Legitimately lay out your understanding of a world where an employer is chasing after employees who are high in demand, give them a test that is expected to take hours, and have a hedged bet in their wording, instead of saying we will absolutely hire you if you pass X bar?
Anyone worth working with respected that and I landed several clients who forwent the assignment altogether. It's chump change in the grand scheme of things, and often a formality.
Does help that I have a very public web presence and portfolio, though.
I couldn't care less about getting paid for a few hours, what's truly annoying when you're job hunting is the company having an extremely high rejection rate even at the take-home stage. That's an inordinate waste of time multiplied by a lot of companies.
If you have a >50% chance of rejecting, don't even give the candidate a take-home. Be at least 90% sure you want them before you get to that stage.
Did you apply for a position? Did they send you the assignment without prior discussion?
The README only gives numbers without any information on what you’re supposed to do or how you are rated.
being cryptic and poorly specified is part of the assignment
just like real code
in fact, it's _still_ better documented an self contained than most of the problems you'd usually encounter in the wild. pulling on a thread to end up with a clear picture of what needs to be accomplished is like 90% of the job very often.
Basically it's a long enough problem that I'd be annoyed at being asked to do it at home for free, if what I wanted from that was a shot at an interview. If I had time on my hands though, it's something I could see trying for fun.
I suspect it would take me another hour to get it implemented. Leaving 30 minutes to figure out something clever?

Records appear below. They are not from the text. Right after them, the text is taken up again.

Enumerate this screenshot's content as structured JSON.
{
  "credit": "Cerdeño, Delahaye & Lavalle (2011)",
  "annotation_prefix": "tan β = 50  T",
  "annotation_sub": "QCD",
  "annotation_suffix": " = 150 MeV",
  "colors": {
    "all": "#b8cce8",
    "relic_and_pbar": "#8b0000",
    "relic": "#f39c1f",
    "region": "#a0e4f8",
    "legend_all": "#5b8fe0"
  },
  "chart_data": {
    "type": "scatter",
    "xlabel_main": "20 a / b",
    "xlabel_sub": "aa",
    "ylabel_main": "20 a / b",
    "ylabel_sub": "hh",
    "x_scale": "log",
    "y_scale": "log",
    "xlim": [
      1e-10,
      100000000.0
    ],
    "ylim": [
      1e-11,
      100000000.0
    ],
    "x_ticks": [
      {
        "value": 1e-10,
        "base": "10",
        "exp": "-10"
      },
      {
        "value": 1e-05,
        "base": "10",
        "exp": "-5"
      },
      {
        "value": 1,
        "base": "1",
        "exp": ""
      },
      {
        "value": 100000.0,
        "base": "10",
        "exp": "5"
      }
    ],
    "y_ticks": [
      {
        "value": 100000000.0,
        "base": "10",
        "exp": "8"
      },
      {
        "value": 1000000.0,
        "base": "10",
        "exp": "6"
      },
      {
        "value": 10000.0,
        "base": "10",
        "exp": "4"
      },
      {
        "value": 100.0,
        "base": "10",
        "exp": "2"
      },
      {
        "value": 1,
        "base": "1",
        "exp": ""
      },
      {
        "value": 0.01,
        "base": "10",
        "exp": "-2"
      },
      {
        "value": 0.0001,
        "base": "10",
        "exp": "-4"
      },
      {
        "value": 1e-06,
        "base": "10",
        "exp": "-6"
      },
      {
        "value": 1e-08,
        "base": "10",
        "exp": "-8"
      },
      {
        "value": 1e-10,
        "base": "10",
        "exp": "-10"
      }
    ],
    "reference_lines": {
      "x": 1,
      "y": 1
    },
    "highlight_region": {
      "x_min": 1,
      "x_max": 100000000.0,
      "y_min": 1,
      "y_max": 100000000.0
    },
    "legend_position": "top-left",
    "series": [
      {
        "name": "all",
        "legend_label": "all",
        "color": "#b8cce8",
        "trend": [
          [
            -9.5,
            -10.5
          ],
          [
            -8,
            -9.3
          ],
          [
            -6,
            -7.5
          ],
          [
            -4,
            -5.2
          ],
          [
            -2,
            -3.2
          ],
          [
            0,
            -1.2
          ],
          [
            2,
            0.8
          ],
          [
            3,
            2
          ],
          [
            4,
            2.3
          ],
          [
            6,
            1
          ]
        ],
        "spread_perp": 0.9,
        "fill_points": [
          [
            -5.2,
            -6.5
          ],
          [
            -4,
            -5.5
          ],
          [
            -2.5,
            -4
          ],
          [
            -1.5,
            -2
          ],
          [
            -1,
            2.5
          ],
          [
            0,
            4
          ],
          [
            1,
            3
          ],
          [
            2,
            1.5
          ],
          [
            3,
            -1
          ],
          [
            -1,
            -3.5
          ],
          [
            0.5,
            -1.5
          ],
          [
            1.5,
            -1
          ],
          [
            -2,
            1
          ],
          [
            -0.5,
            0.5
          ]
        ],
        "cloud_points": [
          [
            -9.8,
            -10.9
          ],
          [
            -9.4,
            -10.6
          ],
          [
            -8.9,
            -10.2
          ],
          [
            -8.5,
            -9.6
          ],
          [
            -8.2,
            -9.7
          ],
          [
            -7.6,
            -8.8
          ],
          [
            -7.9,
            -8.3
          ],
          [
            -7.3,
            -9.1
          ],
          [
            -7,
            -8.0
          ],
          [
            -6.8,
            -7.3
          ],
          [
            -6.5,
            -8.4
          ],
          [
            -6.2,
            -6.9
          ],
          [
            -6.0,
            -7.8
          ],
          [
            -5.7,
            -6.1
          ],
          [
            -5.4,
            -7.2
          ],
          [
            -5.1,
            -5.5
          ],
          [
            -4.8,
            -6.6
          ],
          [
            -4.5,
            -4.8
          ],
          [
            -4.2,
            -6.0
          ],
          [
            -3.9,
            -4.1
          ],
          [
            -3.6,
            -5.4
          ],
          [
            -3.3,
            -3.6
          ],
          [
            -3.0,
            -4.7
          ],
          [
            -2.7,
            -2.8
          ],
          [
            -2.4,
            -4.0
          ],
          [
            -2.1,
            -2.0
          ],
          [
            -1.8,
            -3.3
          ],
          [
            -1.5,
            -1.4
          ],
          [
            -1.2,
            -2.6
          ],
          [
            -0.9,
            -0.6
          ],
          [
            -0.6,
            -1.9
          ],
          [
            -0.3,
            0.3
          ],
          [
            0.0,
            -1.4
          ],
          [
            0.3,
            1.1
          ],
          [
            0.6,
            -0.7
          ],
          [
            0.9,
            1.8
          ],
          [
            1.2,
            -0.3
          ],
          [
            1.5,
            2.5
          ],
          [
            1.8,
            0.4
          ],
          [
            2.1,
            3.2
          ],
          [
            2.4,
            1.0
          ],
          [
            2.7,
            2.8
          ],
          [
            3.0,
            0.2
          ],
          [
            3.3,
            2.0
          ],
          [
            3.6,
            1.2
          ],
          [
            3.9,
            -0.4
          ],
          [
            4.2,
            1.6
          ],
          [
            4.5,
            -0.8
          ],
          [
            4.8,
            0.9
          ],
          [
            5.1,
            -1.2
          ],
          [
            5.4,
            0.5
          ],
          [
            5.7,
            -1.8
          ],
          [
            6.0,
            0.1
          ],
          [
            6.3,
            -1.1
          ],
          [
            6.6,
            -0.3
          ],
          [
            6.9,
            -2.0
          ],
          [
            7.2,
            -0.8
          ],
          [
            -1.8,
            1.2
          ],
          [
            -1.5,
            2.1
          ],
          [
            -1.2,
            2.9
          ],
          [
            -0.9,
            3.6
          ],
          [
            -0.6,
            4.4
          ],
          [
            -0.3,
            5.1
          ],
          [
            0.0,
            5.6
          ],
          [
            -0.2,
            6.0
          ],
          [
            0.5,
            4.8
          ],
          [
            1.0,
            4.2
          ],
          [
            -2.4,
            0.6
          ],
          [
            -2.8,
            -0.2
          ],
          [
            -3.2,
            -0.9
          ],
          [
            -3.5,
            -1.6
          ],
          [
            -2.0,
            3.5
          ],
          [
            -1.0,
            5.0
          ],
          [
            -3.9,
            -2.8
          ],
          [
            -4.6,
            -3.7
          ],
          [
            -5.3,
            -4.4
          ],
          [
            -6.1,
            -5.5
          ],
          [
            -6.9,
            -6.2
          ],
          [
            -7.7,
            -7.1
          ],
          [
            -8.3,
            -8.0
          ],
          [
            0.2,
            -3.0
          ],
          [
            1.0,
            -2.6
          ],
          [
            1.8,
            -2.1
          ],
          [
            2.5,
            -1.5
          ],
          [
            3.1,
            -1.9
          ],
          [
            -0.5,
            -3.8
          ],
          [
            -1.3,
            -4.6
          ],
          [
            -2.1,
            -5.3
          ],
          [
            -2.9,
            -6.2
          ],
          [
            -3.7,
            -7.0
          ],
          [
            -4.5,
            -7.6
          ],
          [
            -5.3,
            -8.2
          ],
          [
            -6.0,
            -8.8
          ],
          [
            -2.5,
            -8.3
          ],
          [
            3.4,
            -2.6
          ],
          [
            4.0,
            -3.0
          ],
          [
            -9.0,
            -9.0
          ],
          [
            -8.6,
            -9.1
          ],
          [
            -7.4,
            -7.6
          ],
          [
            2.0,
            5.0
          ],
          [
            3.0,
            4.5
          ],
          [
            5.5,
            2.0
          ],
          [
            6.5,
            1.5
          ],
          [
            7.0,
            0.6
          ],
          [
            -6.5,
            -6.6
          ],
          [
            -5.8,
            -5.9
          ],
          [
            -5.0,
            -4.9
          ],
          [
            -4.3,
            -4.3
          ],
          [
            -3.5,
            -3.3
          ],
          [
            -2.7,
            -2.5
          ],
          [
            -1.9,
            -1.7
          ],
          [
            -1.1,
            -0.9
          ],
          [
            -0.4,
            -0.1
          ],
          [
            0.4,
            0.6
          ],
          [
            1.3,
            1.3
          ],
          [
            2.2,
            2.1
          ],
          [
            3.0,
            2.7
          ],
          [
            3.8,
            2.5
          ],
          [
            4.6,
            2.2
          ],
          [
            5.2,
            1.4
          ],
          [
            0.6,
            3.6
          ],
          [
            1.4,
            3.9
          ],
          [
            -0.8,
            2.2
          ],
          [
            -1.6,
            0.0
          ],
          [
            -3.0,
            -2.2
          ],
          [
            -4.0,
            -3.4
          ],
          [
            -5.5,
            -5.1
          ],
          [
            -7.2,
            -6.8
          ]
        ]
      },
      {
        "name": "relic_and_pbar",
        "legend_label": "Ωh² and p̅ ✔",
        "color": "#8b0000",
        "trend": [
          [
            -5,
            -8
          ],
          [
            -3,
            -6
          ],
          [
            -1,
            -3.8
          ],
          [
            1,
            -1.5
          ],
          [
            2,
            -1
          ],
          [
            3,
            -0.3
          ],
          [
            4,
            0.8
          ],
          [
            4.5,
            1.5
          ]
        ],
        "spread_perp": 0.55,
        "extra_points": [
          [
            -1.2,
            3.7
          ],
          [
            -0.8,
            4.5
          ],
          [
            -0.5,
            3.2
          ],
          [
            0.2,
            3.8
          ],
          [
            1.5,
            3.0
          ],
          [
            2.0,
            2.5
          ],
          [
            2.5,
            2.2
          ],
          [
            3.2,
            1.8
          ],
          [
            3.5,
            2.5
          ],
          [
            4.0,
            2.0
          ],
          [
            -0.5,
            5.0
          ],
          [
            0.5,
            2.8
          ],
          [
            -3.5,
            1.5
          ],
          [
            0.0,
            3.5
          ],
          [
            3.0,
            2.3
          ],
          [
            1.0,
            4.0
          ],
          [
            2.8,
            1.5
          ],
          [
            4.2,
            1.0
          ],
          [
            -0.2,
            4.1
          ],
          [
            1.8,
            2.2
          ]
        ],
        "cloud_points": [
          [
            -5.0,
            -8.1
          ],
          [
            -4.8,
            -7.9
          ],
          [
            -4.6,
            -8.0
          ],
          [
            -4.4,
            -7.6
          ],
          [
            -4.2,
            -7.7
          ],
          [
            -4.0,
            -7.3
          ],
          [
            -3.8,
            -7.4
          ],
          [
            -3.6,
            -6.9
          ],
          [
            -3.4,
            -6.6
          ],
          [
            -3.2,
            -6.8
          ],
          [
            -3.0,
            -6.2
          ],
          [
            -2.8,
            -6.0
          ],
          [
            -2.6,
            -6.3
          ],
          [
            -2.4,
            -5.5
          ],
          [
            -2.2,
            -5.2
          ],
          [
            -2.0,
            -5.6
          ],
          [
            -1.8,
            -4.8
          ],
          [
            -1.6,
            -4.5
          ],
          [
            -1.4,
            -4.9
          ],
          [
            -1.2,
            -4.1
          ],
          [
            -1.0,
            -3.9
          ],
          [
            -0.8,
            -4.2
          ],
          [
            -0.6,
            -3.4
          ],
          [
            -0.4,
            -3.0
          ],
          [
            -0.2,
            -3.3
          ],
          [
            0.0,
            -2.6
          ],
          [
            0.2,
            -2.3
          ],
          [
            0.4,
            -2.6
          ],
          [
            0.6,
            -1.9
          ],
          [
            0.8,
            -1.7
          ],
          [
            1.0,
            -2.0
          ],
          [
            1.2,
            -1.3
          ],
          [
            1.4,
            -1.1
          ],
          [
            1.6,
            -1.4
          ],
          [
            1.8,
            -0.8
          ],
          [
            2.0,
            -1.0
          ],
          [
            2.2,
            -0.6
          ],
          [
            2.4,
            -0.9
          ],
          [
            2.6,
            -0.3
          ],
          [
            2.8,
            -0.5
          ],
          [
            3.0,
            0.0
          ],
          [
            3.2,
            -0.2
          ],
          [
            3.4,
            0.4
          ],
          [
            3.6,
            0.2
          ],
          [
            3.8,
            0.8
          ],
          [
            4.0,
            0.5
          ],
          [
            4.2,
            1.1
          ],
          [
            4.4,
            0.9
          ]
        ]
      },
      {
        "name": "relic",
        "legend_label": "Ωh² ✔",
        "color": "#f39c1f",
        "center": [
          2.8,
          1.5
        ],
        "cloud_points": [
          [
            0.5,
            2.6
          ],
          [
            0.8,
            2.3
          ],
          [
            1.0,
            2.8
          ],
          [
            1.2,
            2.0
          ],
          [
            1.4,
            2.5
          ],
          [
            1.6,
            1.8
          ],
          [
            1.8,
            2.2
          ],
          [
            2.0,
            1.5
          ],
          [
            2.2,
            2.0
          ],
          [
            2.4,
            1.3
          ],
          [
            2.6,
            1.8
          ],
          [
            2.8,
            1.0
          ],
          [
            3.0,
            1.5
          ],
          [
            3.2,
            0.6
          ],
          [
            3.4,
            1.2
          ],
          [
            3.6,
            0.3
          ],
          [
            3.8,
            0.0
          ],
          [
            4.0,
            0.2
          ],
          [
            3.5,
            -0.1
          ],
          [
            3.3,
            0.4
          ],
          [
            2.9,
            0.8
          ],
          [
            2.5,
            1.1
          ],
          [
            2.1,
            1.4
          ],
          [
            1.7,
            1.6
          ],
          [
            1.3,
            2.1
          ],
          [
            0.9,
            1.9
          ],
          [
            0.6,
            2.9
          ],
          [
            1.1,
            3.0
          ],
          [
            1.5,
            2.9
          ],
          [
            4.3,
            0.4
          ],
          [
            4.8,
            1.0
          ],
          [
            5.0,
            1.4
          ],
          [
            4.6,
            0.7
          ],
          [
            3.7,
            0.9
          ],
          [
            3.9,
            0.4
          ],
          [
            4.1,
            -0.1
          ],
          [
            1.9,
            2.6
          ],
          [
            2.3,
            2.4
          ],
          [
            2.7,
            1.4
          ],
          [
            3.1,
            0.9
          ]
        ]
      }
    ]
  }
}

Idk maybe I'm slow or really not qualified.
With a live interview, you get past a phone screening, and now the company is investing significant resources in the day or so of engineering time it takes to have people interview you. They won't do that unless they have a serious level of interest in you. The take-home means no investment for the company so there's a huge imbalance.
There's another thread about this article, which explains an analogous situation about being asked to read AI slop: https://zanlib.dev/blog/reliable-signals-of-honest-intent/
IMO the assignment('s purpose) could be improved by making the code significantly worse. Then you're testing the important stuff (dealing with ambiguity) that the AI can't do so well. Probably the reason they didn't do that is because it would make evaluation harder + more costly.
And before some smart aleck says you can be creative on these types of optimization problems: not in two hours, it’s far too risky vs regurgitating some standard set of tried and true algos.
It's a take-home test, which means some people will spend more than a couple of hours on it to get the answer really good. They would have gone after those people in particular.
You're both right and wrong. You're right in the sense that the sort of creativity the task is looking for isn't really possible in two hours. That's something that takes a lot of time and effort over years to be able to do. You're wrong because that's exactly the point. Being able to solve the problem takes experience. Literally. It's having tackled these sorts of problems over and over in the past until you can draw on that understanding and knowledge reasonably quickly. The test is meant to filter out people who can't do it.
I also think it's possible to interpret the README as saying humans can't do better than the optimizations that Claude does when Claude spends two hours of compute time, regardless of how long the human takes. It's not clear though. Maybe Claude didn't write the README.
Good. That should be the minimum requirement.
Not another Next.js web app take home project.